Q: Sports-investing is a fun topic and my clients like it, but is it a sustainable investment category?
— West Coast family office
A: The sports, media and entertainment space has experienced meaningful uncorrelated growth as compared to the broader market.
The significant expansion in the addressable market has been driven by a confluence of factors, all of which may come as no surprise:
- Increased team profitability and operational sophistication: Teams are becoming more financially savvy and efficient.
- The evolution of streaming platforms: Streaming services are transforming how content is delivered and consumed.
- More people watching live events: There’s a growing appetite for in-person experiences and meaningful connection.
While the COVID-19 pandemic indeed brought challenges due to social distancing measures, it also accelerated changes in how sports, media and entertainment companies finance their businesses, creating new opportunities for private capital providers like Ares to invest in this historically resilient asset class with long-term fundamentals.
Here are the top three reasons why we believe investing in sports is here to stay.
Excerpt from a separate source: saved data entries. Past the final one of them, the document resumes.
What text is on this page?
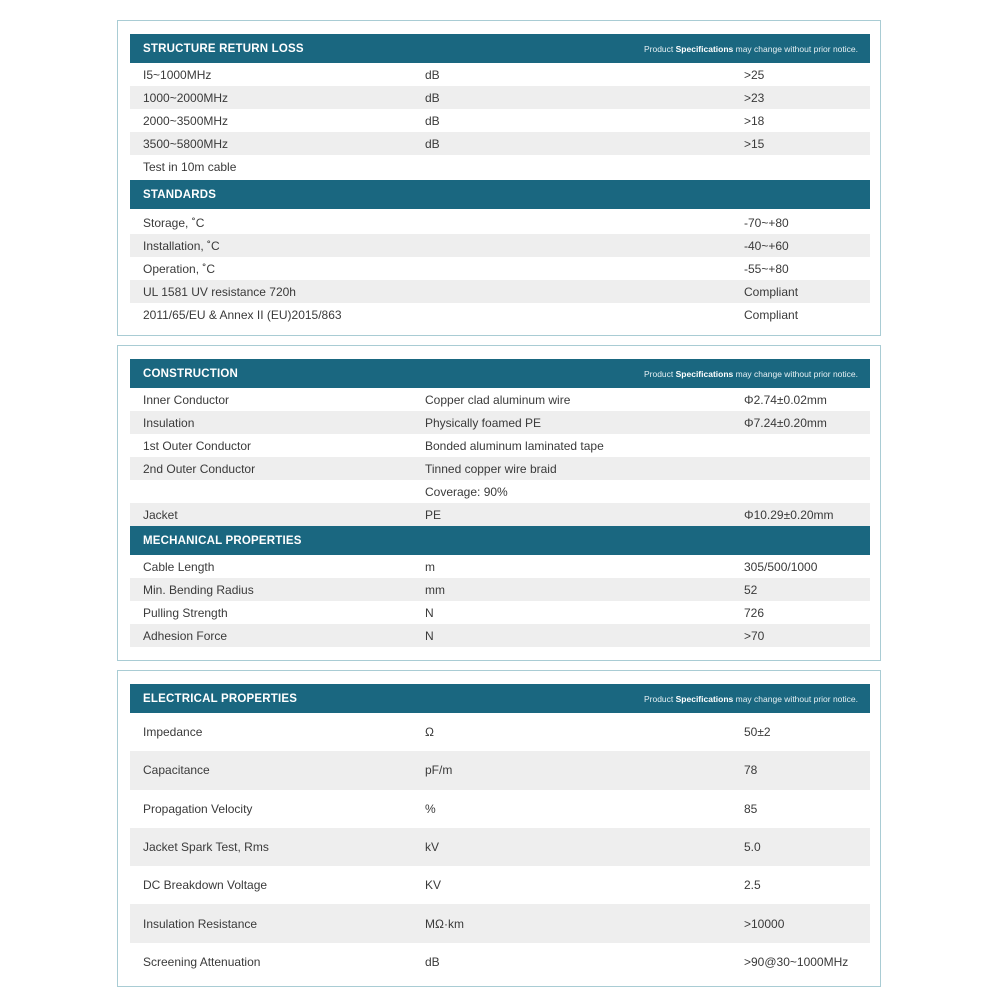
STRUCTURE RETURN LOSS	Product Specifications may change without prior notice.
I5~1000MHz	dB	>25
1000~2000MHz	dB	>23
2000~3500MHz	dB	>18
3500~5800MHz	dB	>15
Test in 10m cable
STANDARDS
Storage, ˚C	-70~+80
Installation, ˚C	-40~+60
Operation, ˚C	-55~+80
UL 1581 UV resistance 720h	Compliant
2011/65/EU & Annex II (EU)2015/863	Compliant
CONSTRUCTION	Product Specifications may change without prior notice.
Inner Conductor	Copper clad aluminum wire	Φ2.74±0.02mm
Insulation	Physically foamed PE	Φ7.24±0.20mm
1st Outer Conductor	Bonded aluminum laminated tape
2nd Outer Conductor	Tinned copper wire braid
Coverage: 90%
Jacket	PE	Φ10.29±0.20mm
MECHANICAL PROPERTIES
Cable Length	m	305/500/1000
Min. Bending Radius	mm	52
Pulling Strength	N	726
Adhesion Force	N	>70
ELECTRICAL PROPERTIES	Product Specifications may change without prior notice.
Impedance	Ω	50±2
Capacitance	pF/m	78
Propagation Velocity	%	85
Jacket Spark Test, Rms	kV	5.0
DC Breakdown Voltage	KV	2.5
Insulation Resistance	MΩ·km	>10000
Screening Attenuation	dB	>90@30~1000MHz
1. Growing Need for Alternative Capital Providers
Historically, sports franchises were financed through traditional bank lending at the league and team level. Traditional bank lending has become constrained due to increased bank guidelines and regulatory restrictions. As a result, a number of sports franchises today run very low leverage levels paired with significant common equity interests. In need of more flexible and diverse financing options, we believe these leagues and teams are now seeking out alternative capital providers to fill this gap and support continued innovation and growth at the franchise level.
2. Long-Term Growth Trends
We believe this sector is poised to benefit from attractive underlying market fundamentals over both the near and long term. Teams have experienced continued profitability growth which has increased the value of sports franchises, including leagues and stadiums. In addition to sports, within media and entertainment there has been a large secular shift in how content is delivered given the increase in popularity of live viewership both in-person and through streaming channels. For example, sports consumption on YouTube alone is up 45% year-over-year1!
3. Lack of Correlation
In our view, major sports franchises have remained highly resilient and have grown consistently in a less correlated manner than the broader market. The enterprise value of professional sport franchises has grown over the last decade even during periods of dislocation, including during the 2008-2009 global financial crisis2. This growth has been fueled by enhanced team profitability and operational sophistication alongside the consistent growth for non-scripted entertainment.
Looking forward, we believe that there will continue to be an active marketplace for these assets as sports team ownership is quite attractive to a growing pool of individuals and institutions with inherent scarcity for these franchise assets given the limited number available.